Pig Latin作为一种语言,内在的函数清单亦不早少数,类别详细如下
1:Eval Functions
a:AVG
求平均值, 针对int,long,float,double,bytearray有效
求平均值后,类型为long,long,double,double,double
b:CONCAT
将两个字段合并
CONCAT (expression, expression)
A = LOAD 'data' as (f1:chararray, f2:chararray, f3:chararray);
DUMP A;
(apache,open,source)
(hadoop,map,reduce)
(pig,pig,latin)
X = FOREACH A GENERATE CONCAT(f2,f3);
DUMP X;
(opensource)
(mapreduce)
(piglatin)
c:COUNT
d:COUNT_STAR
计算一个包中的元素个数
X = FOREACH B GENERATE COUNT_STAR(A);
e:DIFF
比较一个元组中的两个fields,找出其中的差异部分
DIFF (expression, expression)
A = LOAD 'bag_data' AS (B1:bag{T1:tuple(t1:int,t2:int)},B2:bag{T2:tuple(f1:int,f2:int)});
DUMP A;
({(8,9),(0,1)},{(8,9),(1,1)})
({(2,3),(4,5)},{(2,3),(4,5)})
({(6,7),(3,7)},{(2,2),(3,7)})
DESCRIBE A;
a: {B1: {T1: (t1: int,t2: int)},B2: {T2: (f1: int,f2: int)}}
X = FOREACH A DIFF(B1,B2);
grunt> dump x;
({(0,1),(1,1)})
({})
({(6,7),(2,2)})
f:IsEmpty
判断一个bag或者map是否为空
g:MAX
A = LOAD 'student' AS (name:chararray, session:chararray, gpa:float);
DUMP A;
(John,fl,3.9F)
(John,wt,3.7F)
(John,sp,4.0F)
(John,sm,3.8F)
(Mary,fl,3.8F)
(Mary,wt,3.9F)
(Mary,sp,4.0F)
(Mary,sm,4.0F)
B = GROUP A BY name;
DUMP B;
(John,{(John,fl,3.9F),(John,wt,3.7F),(John,sp,4.0F),(John,sm,3.8F)})

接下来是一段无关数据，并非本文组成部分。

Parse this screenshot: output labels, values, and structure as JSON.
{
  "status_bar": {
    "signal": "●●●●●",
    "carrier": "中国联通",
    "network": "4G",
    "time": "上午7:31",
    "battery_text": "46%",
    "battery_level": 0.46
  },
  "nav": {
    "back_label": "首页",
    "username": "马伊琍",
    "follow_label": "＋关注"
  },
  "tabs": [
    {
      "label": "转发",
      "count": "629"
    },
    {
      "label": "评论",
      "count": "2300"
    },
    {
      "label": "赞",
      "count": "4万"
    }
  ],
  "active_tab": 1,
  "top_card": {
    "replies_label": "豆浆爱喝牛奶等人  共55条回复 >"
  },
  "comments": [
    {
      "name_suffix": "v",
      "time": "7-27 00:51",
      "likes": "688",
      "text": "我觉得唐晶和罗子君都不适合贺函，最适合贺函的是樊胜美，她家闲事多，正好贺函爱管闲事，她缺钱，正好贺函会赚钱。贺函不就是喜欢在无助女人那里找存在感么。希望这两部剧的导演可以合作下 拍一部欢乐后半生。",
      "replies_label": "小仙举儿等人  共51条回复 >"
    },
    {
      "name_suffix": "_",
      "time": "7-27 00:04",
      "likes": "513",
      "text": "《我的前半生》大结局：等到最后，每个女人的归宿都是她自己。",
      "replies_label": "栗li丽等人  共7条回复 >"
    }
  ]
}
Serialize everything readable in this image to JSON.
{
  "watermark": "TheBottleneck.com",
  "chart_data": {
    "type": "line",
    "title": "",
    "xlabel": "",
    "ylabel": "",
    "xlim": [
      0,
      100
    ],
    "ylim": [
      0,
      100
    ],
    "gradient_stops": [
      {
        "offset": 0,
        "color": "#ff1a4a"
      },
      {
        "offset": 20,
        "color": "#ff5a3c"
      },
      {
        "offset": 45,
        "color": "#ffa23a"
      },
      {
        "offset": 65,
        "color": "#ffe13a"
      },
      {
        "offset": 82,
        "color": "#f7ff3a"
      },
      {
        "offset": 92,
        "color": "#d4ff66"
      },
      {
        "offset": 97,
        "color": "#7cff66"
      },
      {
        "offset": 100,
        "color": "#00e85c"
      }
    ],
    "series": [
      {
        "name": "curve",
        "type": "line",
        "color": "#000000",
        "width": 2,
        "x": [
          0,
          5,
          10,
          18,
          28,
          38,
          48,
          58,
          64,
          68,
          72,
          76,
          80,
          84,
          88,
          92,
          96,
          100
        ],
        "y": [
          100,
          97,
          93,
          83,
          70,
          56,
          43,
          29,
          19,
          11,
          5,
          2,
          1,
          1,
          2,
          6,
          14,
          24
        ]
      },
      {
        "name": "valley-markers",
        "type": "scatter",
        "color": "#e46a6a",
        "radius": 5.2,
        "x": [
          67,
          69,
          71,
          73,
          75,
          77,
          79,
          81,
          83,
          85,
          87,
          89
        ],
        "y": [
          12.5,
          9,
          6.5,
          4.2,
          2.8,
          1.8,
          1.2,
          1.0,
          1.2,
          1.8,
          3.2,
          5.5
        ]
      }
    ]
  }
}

(Mary,{(Mary,fl,3.8F),(Mary,wt,3.9F),(Mary,sp,4.0F),(Mary,sm,4.0F)})
X = FOREACH B GENERATE group,MAX(A.gpa);
DUMP X;
(John,4.0F)
h:MIN
配合group一起使用
A = LOAD 'student' AS (name:chararray, session:chararray, gpa:float);
DUMP A;
(John,fl,3.9F)
(John,wt,3.7F)
(John,sp,4.0F)
(John,sm,3.8F)
(Mary,fl,3.8F)
(Mary,wt,3.9F)
(Mary,sp,4.0F)
(Mary,sm,4.0F)
B = GROUP A BY name
DUMP B;
(John,{(John,fl,3.9F),(John,wt,3.7F),(John,sp,4.0F),(John,sm,3.8F)})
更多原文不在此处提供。